Mock 4 · Coding mini-mock #2 (90 min) — tiny regression
A second end-to-end task, this time supervised regression instead of classification.
Use the generator below to materialize train.csv and test.csv, then build a model
and produce predictions.csv. Target metric: R² on the held-out test set.
Synthetic data generator
import numpy as np
import pandas as pd
from sklearn.datasets import make_regression
from sklearn.model_selection import train_test_split
X, y = make_regression(
n_samples=2000, n_features=10, n_informative=6, noise=4.0,
bias=10.0, random_state=11,
)
# Inject a non-linear feature interaction and one outlier batch
y = y + 0.5 * X[:, 0] * X[:, 1]
rng = np.random.default_rng(11)
outliers = rng.choice(len(y), size=30, replace=False)

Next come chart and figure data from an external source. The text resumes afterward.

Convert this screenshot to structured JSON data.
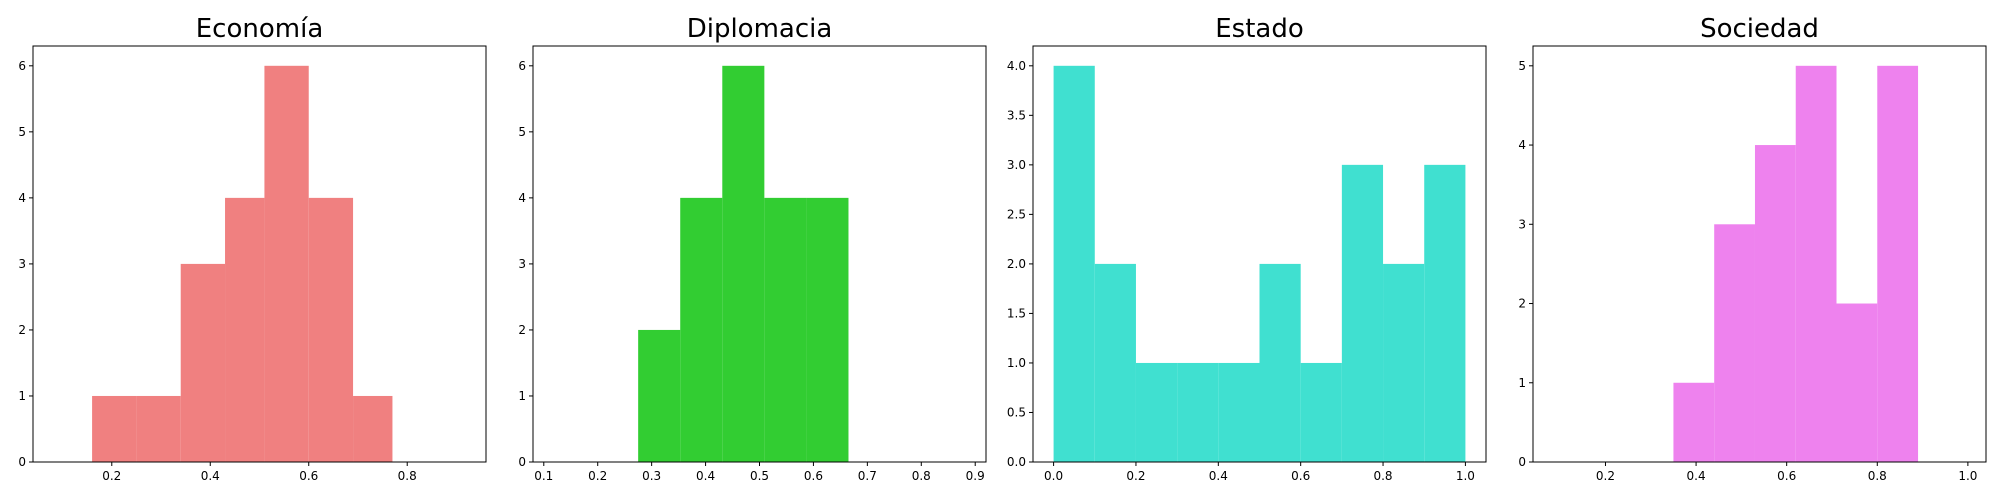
{
  "chart_data": [
    {
      "type": "bar",
      "title": "Economía",
      "xlabel": "",
      "ylabel": "",
      "color": "#f08080",
      "xlim": [
        0.04,
        0.96
      ],
      "ylim": [
        0,
        6.3
      ],
      "xticks": [
        0.2,
        0.4,
        0.6,
        0.8
      ],
      "yticks": [
        0,
        1,
        2,
        3,
        4,
        5,
        6
      ],
      "bins": [
        {
          "x0": 0.16,
          "x1": 0.25,
          "count": 1
        },
        {
          "x0": 0.25,
          "x1": 0.34,
          "count": 1
        },
        {
          "x0": 0.34,
          "x1": 0.43,
          "count": 3
        },
        {
          "x0": 0.43,
          "x1": 0.51,
          "count": 4
        },
        {
          "x0": 0.51,
          "x1": 0.6,
          "count": 6
        },
        {
          "x0": 0.6,
          "x1": 0.69,
          "count": 4
        },
        {
          "x0": 0.69,
          "x1": 0.77,
          "count": 1
        }
      ]
    },
    {
      "type": "bar",
      "title": "Diplomacia",
      "xlabel": "",
      "ylabel": "",
      "color": "#32cd32",
      "xlim": [
        0.08,
        0.92
      ],
      "ylim": [
        0,
        6.3
      ],
      "xticks": [
        0.1,
        0.2,
        0.3,
        0.4,
        0.5,
        0.6,
        0.7,
        0.8,
        0.9
      ],
      "yticks": [
        0,
        1,
        2,
        3,
        4,
        5,
        6
      ],
      "bins": [
        {
          "x0": 0.275,
          "x1": 0.353,
          "count": 2
        },
        {
          "x0": 0.353,
          "x1": 0.431,
          "count": 4
        },
        {
          "x0": 0.431,
          "x1": 0.509,
          "count": 6
        },
        {
          "x0": 0.509,
          "x1": 0.587,
          "count": 4
        },
        {
          "x0": 0.587,
          "x1": 0.665,
          "count": 4
        }
      ]
    },
    {
      "type": "bar",
      "title": "Estado",
      "xlabel": "",
      "ylabel": "",
      "color": "#40e0d0",
      "xlim": [
        -0.05,
        1.05
      ],
      "ylim": [
        0,
        4.2
      ],
      "xticks": [
        0.0,
        0.2,
        0.4,
        0.6,
        0.8,
        1.0
      ],
      "yticks": [
        0.0,
        0.5,
        1.0,
        1.5,
        2.0,
        2.5,
        3.0,
        3.5,
        4.0
      ],
      "bins": [
        {
          "x0": 0.0,
          "x1": 0.1,
          "count": 4
        },
        {
          "x0": 0.1,
          "x1": 0.2,
          "count": 2
        },
        {
          "x0": 0.2,
          "x1": 0.3,
          "count": 1
        },
        {
          "x0": 0.3,
          "x1": 0.4,
          "count": 1
        },
        {
          "x0": 0.4,
          "x1": 0.5,
          "count": 1
        },
        {
          "x0": 0.5,
          "x1": 0.6,
          "count": 2
        },
        {
          "x0": 0.6,
          "x1": 0.7,
          "count": 1
        },
        {
          "x0": 0.7,
          "x1": 0.8,
          "count": 3
        },
        {
          "x0": 0.8,
          "x1": 0.9,
          "count": 2
        },
        {
          "x0": 0.9,
          "x1": 1.0,
          "count": 3
        }
      ]
    },
    {
      "type": "bar",
      "title": "Sociedad",
      "xlabel": "",
      "ylabel": "",
      "color": "#ee82ee",
      "xlim": [
        0.04,
        1.04
      ],
      "ylim": [
        0,
        5.25
      ],
      "xticks": [
        0.2,
        0.4,
        0.6,
        0.8,
        1.0
      ],
      "yticks": [
        0,
        1,
        2,
        3,
        4,
        5
      ],
      "bins": [
        {
          "x0": 0.35,
          "x1": 0.44,
          "count": 1
        },
        {
          "x0": 0.44,
          "x1": 0.53,
          "count": 3
        },
        {
          "x0": 0.53,
          "x1": 0.62,
          "count": 4
        },
        {
          "x0": 0.62,
          "x1": 0.71,
          "count": 5
        },
        {
          "x0": 0.71,
          "x1": 0.8,
          "count": 2
        },
        {
          "x0": 0.8,
          "x1": 0.89,
          "count": 5
        }
      ]
    }
  ]
}
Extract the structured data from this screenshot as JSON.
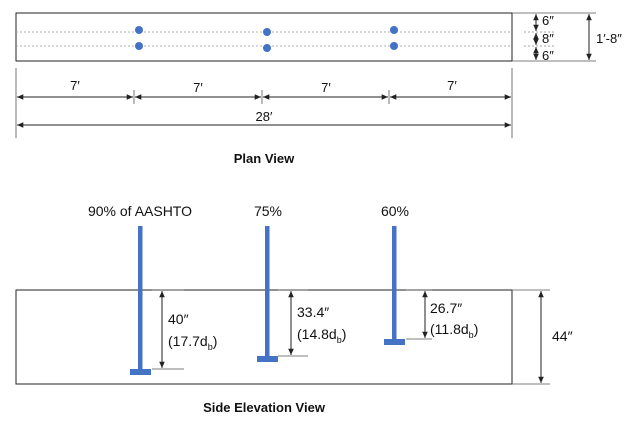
{
  "plan_view": {
    "caption": "Plan View",
    "transverse_dims": [
      "6″",
      "8″",
      "6″"
    ],
    "overall_width": "1′-8″",
    "spacing_dims": [
      "7′",
      "7′",
      "7′",
      "7′"
    ],
    "overall_length": "28′"
  },
  "elevation_view": {
    "caption": "Side Elevation View",
    "depth": "44″",
    "bars": [
      {
        "label": "90% of AASHTO",
        "embed": "40″",
        "embed_db_open": "(17.7d",
        "embed_db_close": ")"
      },
      {
        "label": "75%",
        "embed": "33.4″",
        "embed_db_open": "(14.8d",
        "embed_db_close": ")"
      },
      {
        "label": "60%",
        "embed": "26.7″",
        "embed_db_open": "(11.8d",
        "embed_db_close": ")"
      }
    ],
    "subscript": "b"
  },
  "colors": {
    "bar": "#4472c4",
    "line": "#222222"
  }
}
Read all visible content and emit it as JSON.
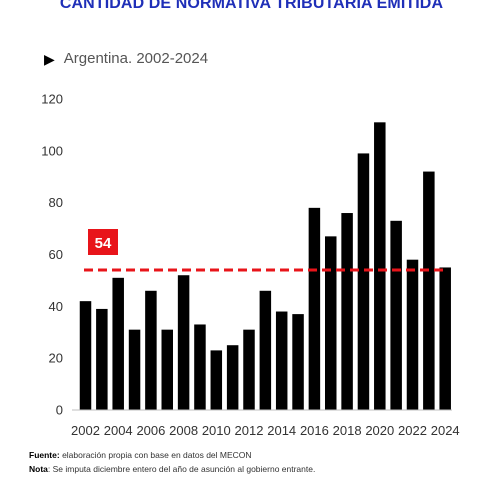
{
  "title": "CANTIDAD DE NORMATIVA TRIBUTARIA EMITIDA",
  "subtitle": "Argentina. 2002-2024",
  "footer": {
    "source_label": "Fuente:",
    "source_text": " elaboración propia con base en datos del MECON",
    "note_label": "Nota",
    "note_text": ": Se imputa diciembre entero del año de asunción al gobierno entrante."
  },
  "colors": {
    "bar": "#000000",
    "reference_line": "#e8141a",
    "reference_badge": "#e8141a",
    "title": "#1f2fb8"
  },
  "chart_data": {
    "type": "bar",
    "categories": [
      "2002",
      "2003",
      "2004",
      "2005",
      "2006",
      "2007",
      "2008",
      "2009",
      "2010",
      "2011",
      "2012",
      "2013",
      "2014",
      "2015",
      "2016",
      "2017",
      "2018",
      "2019",
      "2020",
      "2021",
      "2022",
      "2023",
      "2024"
    ],
    "values": [
      42,
      39,
      51,
      31,
      46,
      31,
      52,
      33,
      23,
      25,
      31,
      46,
      38,
      37,
      78,
      67,
      76,
      99,
      111,
      73,
      58,
      92,
      55
    ],
    "x_tick_labels": [
      "2002",
      "2004",
      "2006",
      "2008",
      "2010",
      "2012",
      "2014",
      "2016",
      "2018",
      "2020",
      "2022",
      "2024"
    ],
    "y_ticks": [
      0,
      20,
      40,
      60,
      80,
      100,
      120
    ],
    "ylim": [
      0,
      120
    ],
    "reference_line": {
      "value": 54,
      "label": "54",
      "style": "dashed"
    },
    "grid": false,
    "legend": "none"
  }
}
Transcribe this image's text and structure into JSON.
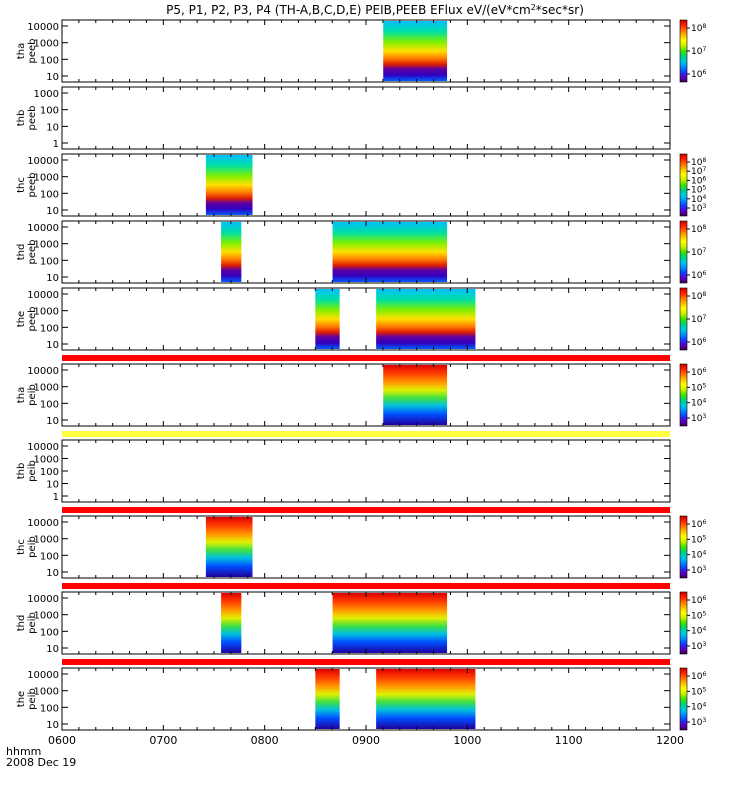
{
  "chart_data": {
    "type": "heatmap",
    "title": "P5, P1, P2, P3, P4 (TH-A,B,C,D,E) PEIB,PEEB EFlux eV/(eV*cm^2*sec*sr)",
    "title_parts": {
      "prefix": "P5, P1, P2, P3, P4 (TH-A,B,C,D,E) PEIB,PEEB EFlux eV/(eV*cm",
      "superscript": "2",
      "suffix": "*sec*sr)"
    },
    "x_axis": {
      "label": "hhmm",
      "date": "2008 Dec 19",
      "ticks": [
        "0600",
        "0700",
        "0800",
        "0900",
        "1000",
        "1100",
        "1200"
      ],
      "range_hours": [
        6,
        12
      ]
    },
    "colormap": [
      "#3a0050",
      "#5a00c8",
      "#1040ff",
      "#0090ff",
      "#00c8e0",
      "#00d080",
      "#40e000",
      "#c8f000",
      "#ffff00",
      "#ffc000",
      "#ff7000",
      "#ff2000",
      "#d00000"
    ],
    "panels": [
      {
        "probe": "tha",
        "product": "peeb",
        "y_ticks": [
          "10000",
          "1000",
          "100",
          "10"
        ],
        "colorbar_ticks": [
          "10^8",
          "10^7",
          "10^6"
        ],
        "intervals": [
          {
            "start": 9.17,
            "end": 9.8
          }
        ],
        "has_colorbar": true
      },
      {
        "probe": "thb",
        "product": "peeb",
        "y_ticks": [
          "1000",
          "100",
          "10",
          "1"
        ],
        "colorbar_ticks": [],
        "intervals": [],
        "has_colorbar": false
      },
      {
        "probe": "thc",
        "product": "peeb",
        "y_ticks": [
          "10000",
          "1000",
          "100",
          "10"
        ],
        "colorbar_ticks": [
          "10^8",
          "10^7",
          "10^6",
          "10^5",
          "10^4",
          "10^3"
        ],
        "intervals": [
          {
            "start": 7.42,
            "end": 7.88
          }
        ],
        "has_colorbar": true
      },
      {
        "probe": "thd",
        "product": "peeb",
        "y_ticks": [
          "10000",
          "1000",
          "100",
          "10"
        ],
        "colorbar_ticks": [
          "10^8",
          "10^7",
          "10^6"
        ],
        "intervals": [
          {
            "start": 7.57,
            "end": 7.77
          },
          {
            "start": 8.67,
            "end": 9.8
          }
        ],
        "has_colorbar": true
      },
      {
        "probe": "the",
        "product": "peeb",
        "y_ticks": [
          "10000",
          "1000",
          "100",
          "10"
        ],
        "colorbar_ticks": [
          "10^8",
          "10^7",
          "10^6"
        ],
        "intervals": [
          {
            "start": 8.5,
            "end": 8.74
          },
          {
            "start": 9.1,
            "end": 10.08
          }
        ],
        "has_colorbar": true
      },
      {
        "probe": "tha",
        "product": "peib",
        "y_ticks": [
          "10000",
          "1000",
          "100",
          "10"
        ],
        "colorbar_ticks": [
          "10^6",
          "10^5",
          "10^4",
          "10^3"
        ],
        "intervals": [
          {
            "start": 9.17,
            "end": 9.8
          }
        ],
        "has_colorbar": true
      },
      {
        "probe": "thb",
        "product": "peib",
        "y_ticks": [
          "10000",
          "1000",
          "100",
          "10",
          "1"
        ],
        "colorbar_ticks": [],
        "intervals": [],
        "has_colorbar": false
      },
      {
        "probe": "thc",
        "product": "peib",
        "y_ticks": [
          "10000",
          "1000",
          "100",
          "10"
        ],
        "colorbar_ticks": [
          "10^6",
          "10^5",
          "10^4",
          "10^3"
        ],
        "intervals": [
          {
            "start": 7.42,
            "end": 7.88
          }
        ],
        "has_colorbar": true
      },
      {
        "probe": "thd",
        "product": "peib",
        "y_ticks": [
          "10000",
          "1000",
          "100",
          "10"
        ],
        "colorbar_ticks": [
          "10^6",
          "10^5",
          "10^4",
          "10^3"
        ],
        "intervals": [
          {
            "start": 7.57,
            "end": 7.77
          },
          {
            "start": 8.67,
            "end": 9.8
          }
        ],
        "has_colorbar": true
      },
      {
        "probe": "the",
        "product": "peib",
        "y_ticks": [
          "10000",
          "1000",
          "100",
          "10"
        ],
        "colorbar_ticks": [
          "10^6",
          "10^5",
          "10^4",
          "10^3"
        ],
        "intervals": [
          {
            "start": 8.5,
            "end": 8.74
          },
          {
            "start": 9.1,
            "end": 10.08
          }
        ],
        "has_colorbar": true
      }
    ],
    "separator_bars": [
      {
        "color": "#ff0000"
      },
      {
        "color": "#ffff40"
      },
      {
        "color": "#ff0000"
      },
      {
        "color": "#ff0000"
      },
      {
        "color": "#ff0000"
      }
    ]
  }
}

y[outliers] += rng.normal(0, 40, size=30)
cols = [f"f{i}" for i in range(10)]
df = pd.DataFrame(X, columns=cols)
df["target"] = y
train_df, test_df = train_test_split(df, test_size=400, random_state=0)
train_df.to_csv("train.csv", index=False)
test_df.drop(columns=["target"]).to_csv("test.csv", index=False)
test_df[["target"]].to_csv("test_labels.csv", index=False)
Deliverables
- A single notebook
regression.ipynbthat runs end-to-end. - A
predictions.csvwith one prediction per row of the test set (header:target). - A 3-sentence note explaining what feature interactions or outlier handling you used.
Scoring rubric
| Test R² achieved | Score (out of 100) |
|---|---|
| < 0.50 | 0 |
| 0.50 – 0.70 | 40 |
| 0.70 – 0.85 | 70 |
| 0.85 – 0.92 | 90 |
| ≥ 0.92 | 100 |
What this mock tests
- Whether you spot the
f0 · f1interaction without being told — basic EDA (pairwise scatter, correlation ofX·Xwith residuals) gives it away. - Whether you handle the injected outliers (try Huber regression or a tree model that's robust to them; don't just MSE-fit a linear model).
- Whether you produce sane CV scores rather than overfitting to one train/val split.
Reference baseline (open after your attempt)
Reveal reference baseline
import pandas as pd
from sklearn.ensemble import HistGradientBoostingRegressor
from sklearn.model_selection import KFold, cross_val_score
train = pd.read_csv("train.csv")
test = pd.read_csv("test.csv")
X = train.drop(columns=["target"])
y = train["target"]
# Add the explicit interaction so a tree model doesn't need to learn it from scratch
X["f0_f1"] = X["f0"] * X["f1"]
test["f0_f1"] = test["f0"] * test["f1"]
model = HistGradientBoostingRegressor(
max_depth=6, learning_rate=0.05, max_iter=600, loss="absolute_error",
random_state=42,
)
cv = KFold(n_splits=5, shuffle=True, random_state=42)
scores = cross_val_score(model, X, y, cv=cv, scoring="r2")
print("CV R²:", scores.mean(), "±", scores.std())
model.fit(X, y)
pd.DataFrame({"target": model.predict(test)}).to_csv("predictions.csv", index=False)
With loss="absolute_error" (robust to outliers) and the explicit interaction term, this baseline typically clears R² ≈ 0.88–0.92 on the default seed. Pure squared-error baselines without interaction handling tend to land near R² ≈ 0.75.
After each mock
- Score honestly using the rubric.
- For each missed theory item: re-derive without looking, then read the explanation.
- For the coding mock: identify your single biggest score-leak (was it feature engineering? model choice? CV?), and drill that next week.
- Log everything into the same error log you use for problem sets.